En parallèle, le travail du journaliste sicule Árpád Szakács depuis ce printemps porte également ses fruits. Dans une série d’articles intitulés « Kinek a kulturális diktatúrája? » (« La dictature culturelle de qui ? ») publiés dans le quotidien national pro-Orbán Magyar Idők, Árpád Szakács dénonce l’hégémonie de la gauche libérale dans la culture, chiffres et noms à l’appui, provoquant à chaque publication – il en est à la treizième – un tremblement de terre. Sa dénonciation méthodique a déjà amené au renvoi d’un directeur d’institut trop enclin à minimiser les crimes bolcheviques ou encore à financer des bourses de libéraux de gauche.
Ce véritable combat culturel contre la gauche libérale, omniprésente et hégémonique dans les milieux culturels, médiatiques et intellectuels, est devenu possible parce que Viktor Orbán a donné le feu vert. Lors de son discours de Tusványos fin juillet, l’homme fort de Budapest l’a énoncé clairement.
L’idée est de mettre fin à la schizophrénie – ou simple lâcheté ? – typique de l’homme de droite : financer et mettre sur un pied d’estale l’opinion, voire le jugement moral de ses adversaires et ennemis. La réussite durable de la politique économique de Viktor Orbán, ses réélections magistrales, l’accroissement de son influence sur le Vieux Monde, sans parler de l’effondrement de l’opposition – véritable désert intellectuel, récitant sans cesse des mantras creux, s’entre-déchirant et cherchant une solution venant de l’extérieur -, tout cela donne une opportunité historique au camp illibéral de Viktor Orbán de mener une dé-libéralisation. Après avoir raté la dé-communisation du pays entre 89 et 2002, le Fidesz d’Orbán tente aujourd’hui de ne pas refaire la même erreur, et finir d’expurger les anti-nationaux des institutions.

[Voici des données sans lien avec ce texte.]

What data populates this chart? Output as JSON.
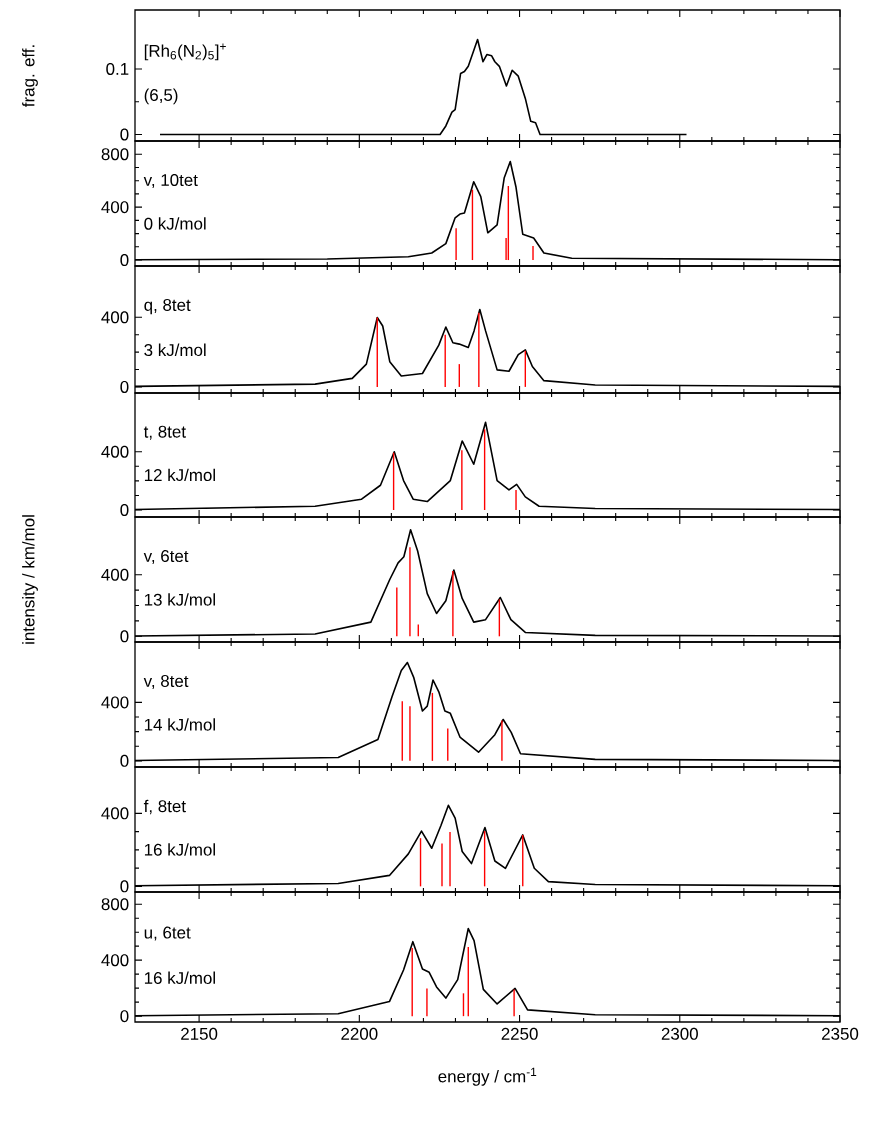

Et les « études de genre » en font les frais. Annoncé début août, les deux universités – dont la CEU – qui enseignaient cette pseudo-science sociale et véritable outil de formatage et d’import d’idéologie libérale se sont vues notifier que cela ne continuera pas ; terminés les financements. Dans l’opposition, fortement inspirée par la fable d’Ésope du Garçon qui criait au loup, on continue de crier à la dictature, mais plus personne n’écoute, las de leurs cris d’orfraie en réaction à tout ce que fait Orbán. D’ailleurs, les révolutionnaires étaient pour beaucoup en vacances. Mais la rentrée arrive, et l’on verra bientôt ce que cette interdiction provoquera comme réactions « spontanées ».
Pour le Président de la Chambre des Députés, László Kövér, la « théorie du genre » représente un import idéologique « anti-social » et « extrémiste ». M. Kövér va plus loin : certains essayent de faire passer le « genderizmus » (les « études de genre ») pour une science, alors qu’il ne s’agit que d’idéologie et « il s’agit de l’établissement d’un état d’esprit concernant les expériences sur l’Homme » qui n’est en rien mieux que l’eugénisme nazi.
Bref, exit la théorie du genre, la Hongrie n’en veut plus. Et ce n’est qu’un début, car déjà la question se pose. Comment a-t-on pu autoriser ça ? Qui a importé ça en Hongrie ?
Erratum : nous avons édité ce texte qui indiquait de manière erronée que les « études de genre » seraient interdites ; techniquement, seuls leurs financements de la part de l’État sont arrêtés.